John Paul Kaminga
Tiny Dancers: Ballarin Cino
The Viberti family has long been known as "ballarin" or "dancers" to the people of Barolo, and their winery goes by this local nickname, hence Cascina Ballarin. There's not a lot of wine made at Ballarin; they are truly one of the little guys in the region, but there's a fair amount of variety, and from top to bottom, the whole roster is worthwhile. Their entry-level red is called Cino, named for a great uncle, and it is a baffling little wine. Why? Because it is so good and so inexpensive. A blend of Barbera, Nebbiolo and Dolcetto from the communes of La Morra, Monforte d'Alba and Novello, it shares some of the same aromas and flavors that you would find in a fine Barolo, but in a less serious style. It is lighter, with gentler acids and far less tannin. The 2017 vintage of Cino is beautiful, full of fresh ripe berry notes as well suspicions of flowers, herbs and spice. Juicy and straightforward, it's a great alternative to inexpensive Pinot Noir*. It's fruit forward and easy-going, a versatile red at the table. Enjoy it with pizza, pasta, or the classic Piemontese dish of Vitello Tonnato.

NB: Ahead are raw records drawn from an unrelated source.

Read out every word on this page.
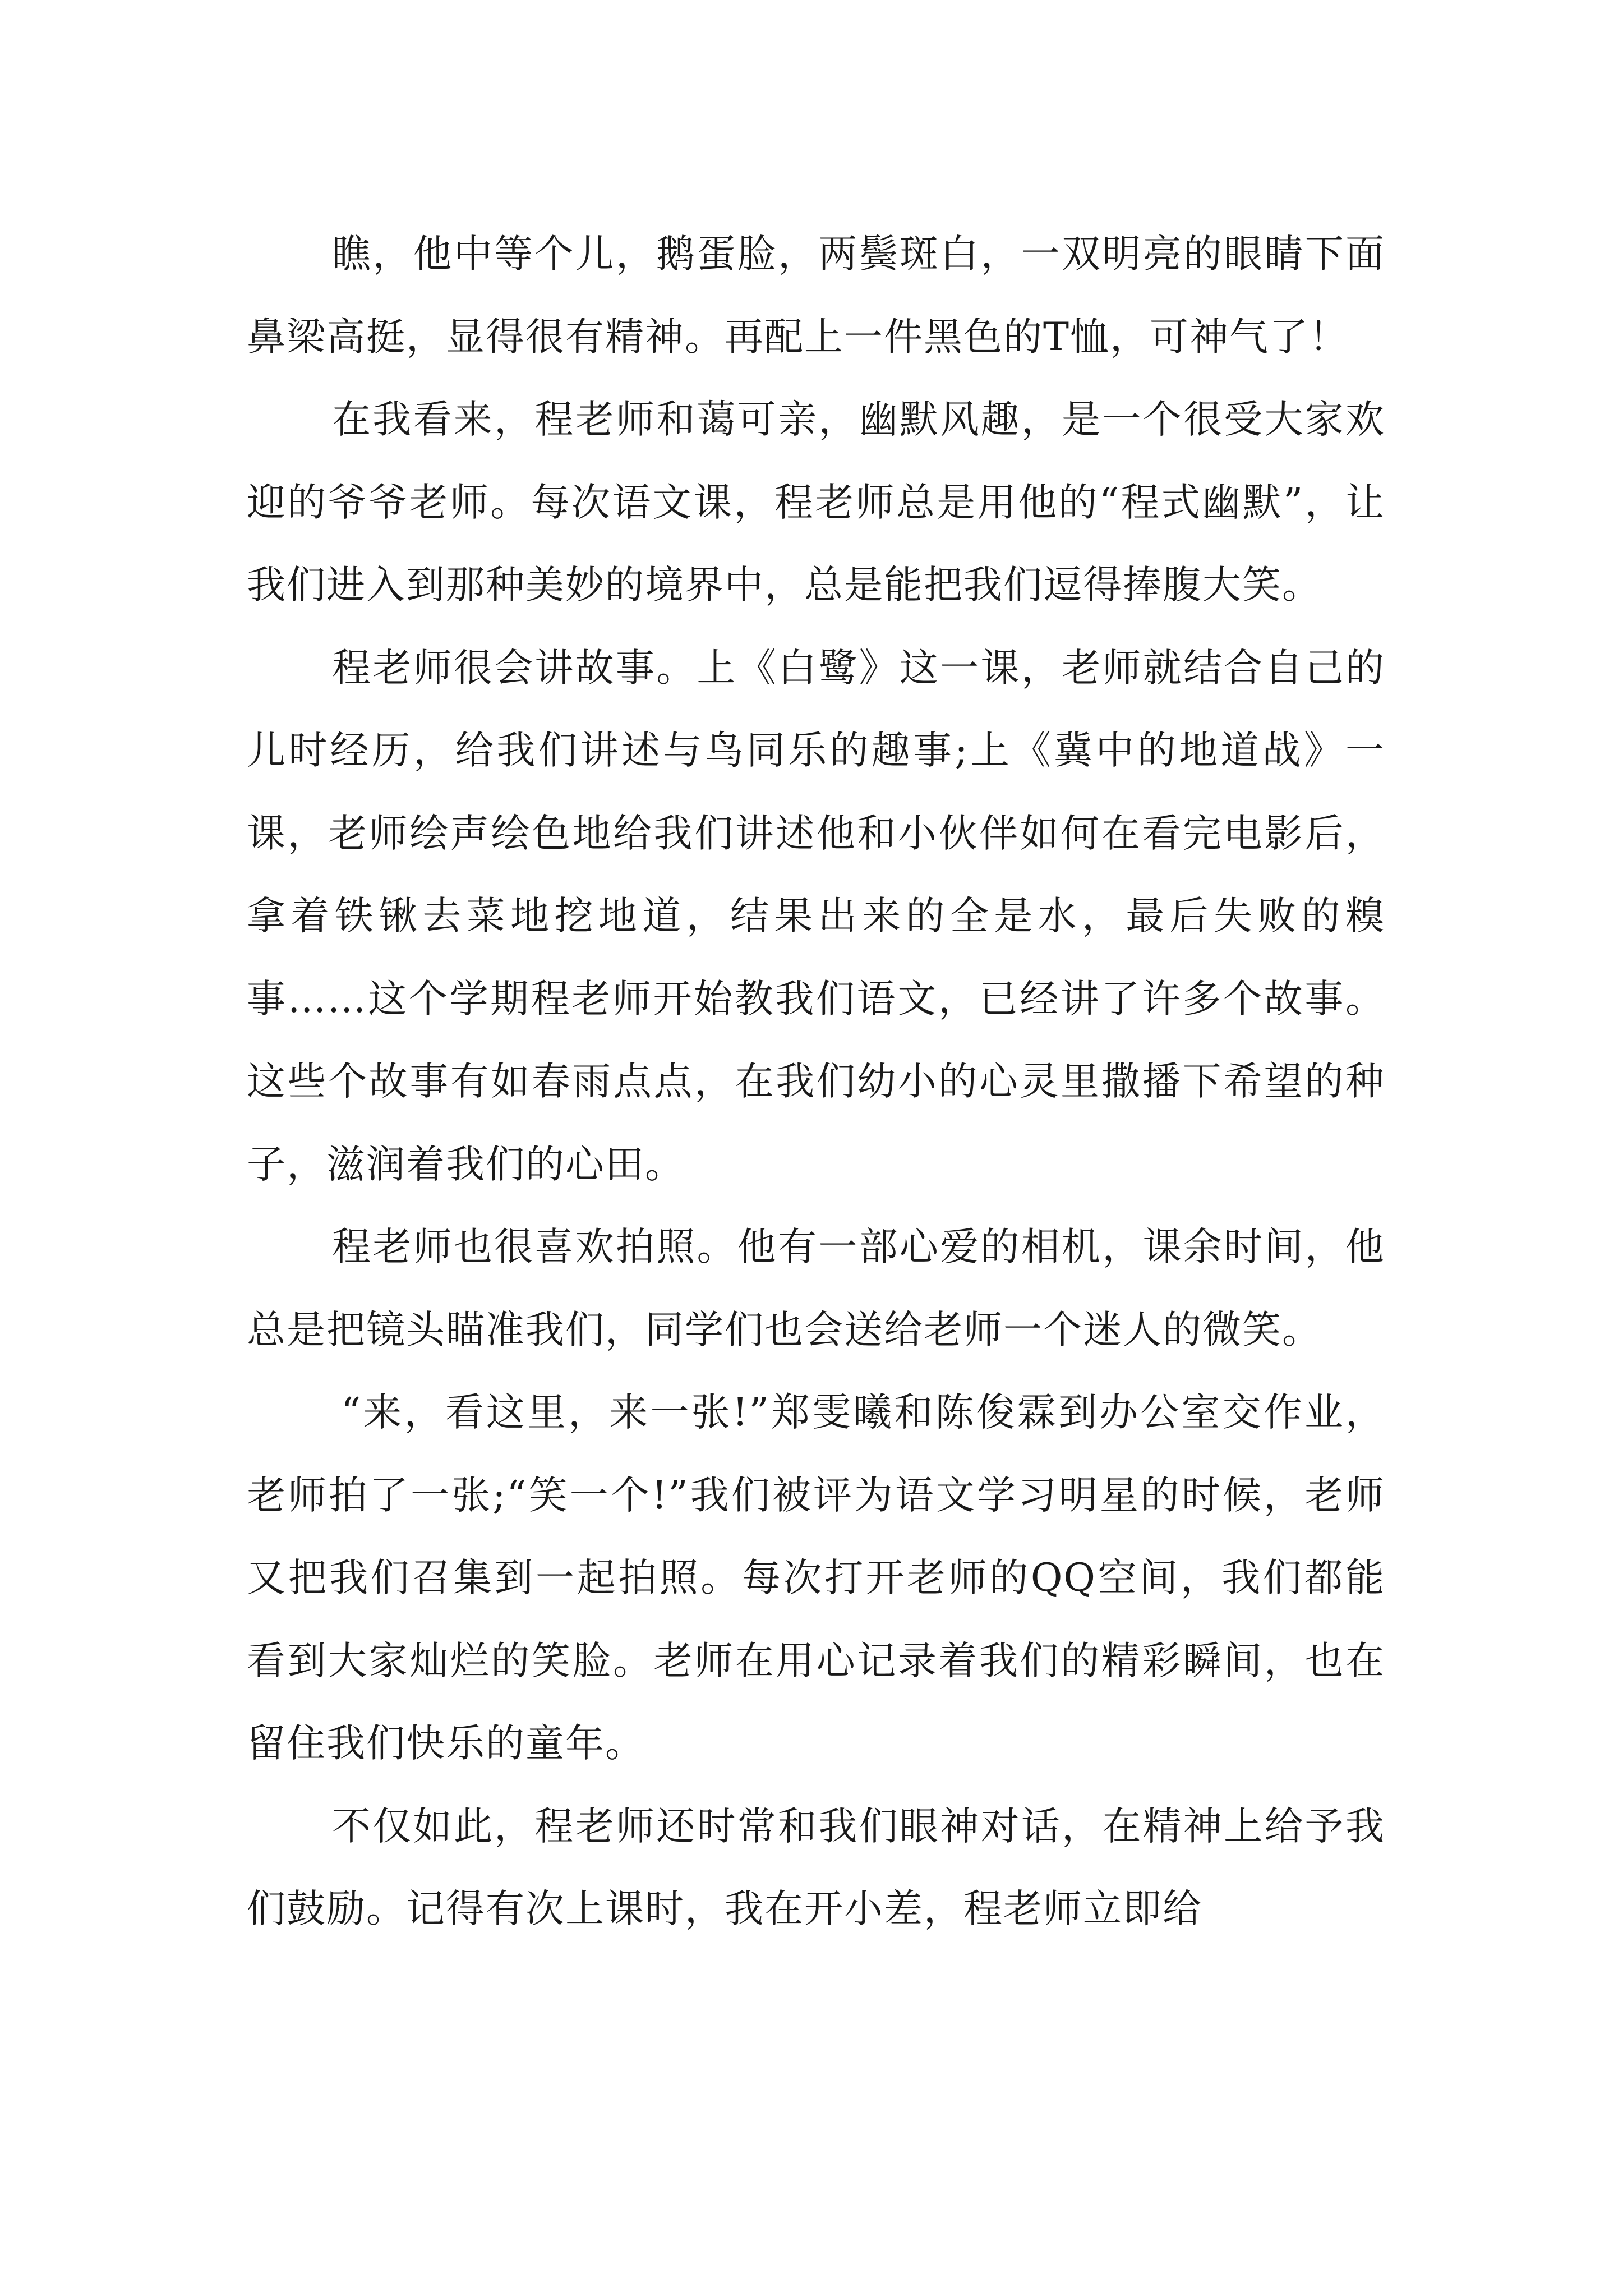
瞧，他中等个儿，鹅蛋脸，两鬓斑白，一双明亮的眼睛下面鼻梁高挺，显得很有精神。再配上一件黑色的T恤，可神气了！

在我看来，程老师和蔼可亲，幽默风趣，是一个很受大家欢迎的爷爷老师。每次语文课，程老师总是用他的“程式幽默”，让我们进入到那种美妙的境界中，总是能把我们逗得捧腹大笑。

程老师很会讲故事。上《白鹭》这一课，老师就结合自己的儿时经历，给我们讲述与鸟同乐的趣事;上《冀中的地道战》一课，老师绘声绘色地给我们讲述他和小伙伴如何在看完电影后，拿着铁锹去菜地挖地道，结果出来的全是水，最后失败的糗事……这个学期程老师开始教我们语文，已经讲了许多个故事。这些个故事有如春雨点点，在我们幼小的心灵里撒播下希望的种子，滋润着我们的心田。

程老师也很喜欢拍照。他有一部心爱的相机，课余时间，他总是把镜头瞄准我们，同学们也会送给老师一个迷人的微笑。

“来，看这里，来一张!”郑雯曦和陈俊霖到办公室交作业，老师拍了一张;“笑一个!”我们被评为语文学习明星的时候，老师又把我们召集到一起拍照。每次打开老师的QQ空间，我们都能看到大家灿烂的笑脸。老师在用心记录着我们的精彩瞬间，也在留住我们快乐的童年。

不仅如此，程老师还时常和我们眼神对话，在精神上给予我们鼓励。记得有次上课时，我在开小差，程老师立即给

Cascina Ballarin Langhe Rosso 'Cino' 2017 - $13
* We often recommend light reds from Europe in place of inexpensive domestic Pinot Noir. We do this not because we believe that Garnacha, Dolcetto d'Alba or Bardolino tastes like fine Pinot, but because most inexpensive Pinot is highly manipulated and likely blended with other grapes. Too much inexpensive Pinot just doesn't taste like Pinot. Why not drink delicious light wines made by small family-owned wineries using their own estate-grown grapes? In this category, you can often find something organic and made with great care for less than $20. Now, more than ever, it is important to support small wineries, and life is too short to drink Pinot mixed with Merlot. Start ignoring wine that was obviously made just to sell something. Start paying attention to authentic wines that will not cost you much.